Apocalypse in LA: Not a Movie
I am a native of Los Angeles, born and raised. I graduated from UC Berkley and from USC journalism school. My first newspaper job was at the Los Angeles Daily Journal, where I covered LA City Hall and later state government in Sacramento. After that my career took me elsewhere in the country and finally to DC, where I spent years covering Congress, the White House and the State Department. During Ronald Reagan’s second term, I often traveled with his White House to Santa Barbara.
All this is to say that I am horrified by what is happening to California, that once magical place of orange groves and real movie stars, before all the traffic came and the oranges were imported and the stars became influencers without much influence. I have cousins who still live in the area, colleagues from the LATimes who are in affected areas, friends and relatives who have already evacuated.
But if I pull back a bit I see that this is entirely a man-made problem, one born of the politics of pessimism. Sometimes I think we are divided not between Blue and Red, nor Biden and Trump, but between those who seek to corral nature and those who respect it. The Left seeks to change nature, and instead they have unleashed its fury.
Ever since Al Gore lost the 2000 presidential campaign, he has been pushing — and the Left has embraced — a religion called climate change. Their Green New Deal is, as President-elect Trump often says, a scam. Their windmills are killing whales in the ocean, and many birds, and once they rust, these huge engines cannot be buried in landfills, apparently consigned to become forever blights on our landscape. Their war against fossil fuels has crippled our economy, and more, hurt our national security. And now, their war against nature has charred Pacific Palisades beyond recognition.
There is much talk about a Democratic governor and legislature that mismanaged the water supply and the forest debris and denied home insurance companies the right to raise rates commiserate with risks. There is much talk about incompetence by the LA Mayor who cut the fire department budget by $20 million and the LA Fire Chief who said her first priority is to hire not for merit but for diversity.
But instead of taking this moment of apocalyptic disaster to reflect on their own role in these calamities, the Left is blaming Donald Trump for daring to criticize California officials and mocking James Woods, a rare conservative in Hollywood, for a burned home. And instead of wondering why their attempts to control climate have only made the climate worse, they are lamenting that they have not done enough to curb emissions. In a piece entitled “As Los Angeles Burns,” American Thinker wrote this morning: “They ask forgiveness for their sin of emitting too much carbon dioxide, and promise to repent by only doing their laundry when the sun is shining.”
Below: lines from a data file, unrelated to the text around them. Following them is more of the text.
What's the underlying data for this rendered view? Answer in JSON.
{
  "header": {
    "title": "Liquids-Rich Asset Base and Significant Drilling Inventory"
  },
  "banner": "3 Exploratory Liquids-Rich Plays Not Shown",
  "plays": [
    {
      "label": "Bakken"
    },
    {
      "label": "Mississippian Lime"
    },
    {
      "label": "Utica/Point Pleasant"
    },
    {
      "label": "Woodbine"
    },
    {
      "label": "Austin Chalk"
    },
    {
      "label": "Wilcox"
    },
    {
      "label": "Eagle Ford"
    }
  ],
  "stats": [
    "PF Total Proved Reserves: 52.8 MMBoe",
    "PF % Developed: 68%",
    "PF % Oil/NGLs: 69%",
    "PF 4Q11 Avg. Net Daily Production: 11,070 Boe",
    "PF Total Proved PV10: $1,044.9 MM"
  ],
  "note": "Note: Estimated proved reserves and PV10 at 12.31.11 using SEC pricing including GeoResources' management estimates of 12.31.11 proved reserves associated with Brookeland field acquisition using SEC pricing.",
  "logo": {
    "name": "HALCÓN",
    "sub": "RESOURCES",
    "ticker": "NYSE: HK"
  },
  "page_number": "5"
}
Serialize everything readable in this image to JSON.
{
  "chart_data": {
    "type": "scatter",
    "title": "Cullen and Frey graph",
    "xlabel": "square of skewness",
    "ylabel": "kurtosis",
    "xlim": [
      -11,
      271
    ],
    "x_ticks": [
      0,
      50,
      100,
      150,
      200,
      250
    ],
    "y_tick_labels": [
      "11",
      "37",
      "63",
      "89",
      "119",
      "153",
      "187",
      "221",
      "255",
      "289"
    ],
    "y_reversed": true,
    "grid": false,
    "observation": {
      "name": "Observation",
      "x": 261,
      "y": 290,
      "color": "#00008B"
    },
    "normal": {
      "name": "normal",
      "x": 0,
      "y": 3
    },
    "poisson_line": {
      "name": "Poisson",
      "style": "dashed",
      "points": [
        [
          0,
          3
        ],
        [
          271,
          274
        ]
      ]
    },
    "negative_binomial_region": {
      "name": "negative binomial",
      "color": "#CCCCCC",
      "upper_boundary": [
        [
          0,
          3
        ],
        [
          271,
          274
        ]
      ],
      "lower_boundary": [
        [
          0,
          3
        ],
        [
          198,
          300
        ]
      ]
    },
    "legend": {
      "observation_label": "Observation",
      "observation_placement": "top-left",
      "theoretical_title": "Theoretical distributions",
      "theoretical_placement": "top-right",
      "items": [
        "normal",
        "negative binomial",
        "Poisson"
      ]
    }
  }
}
As I wrote in an earlier piece, without a belief in God, the Left swims between trends — climate change, transgenderism, Critical Race Theory, diversity. Without anchor in a Creator who has given us a beautiful planet, with butterflies and streams and mountains and beaches, they cling to Gods of their own making.
I do not know how we can convince them to prune their forests or import water. I hope a second-term President Trump has some clever negotiating tricks up his sleeve.
But I know one thing. At our own peril do we let the USA become California. LA is a lesson that we must reclaim this issue from the radicals. Credible scientists have questioned the specter of extreme climate change, arguing that change over time is normal. It is time, long past, to take advantage of our natural riches without shame.
Or, as Trump put its, “Drill, Baby, Drill.”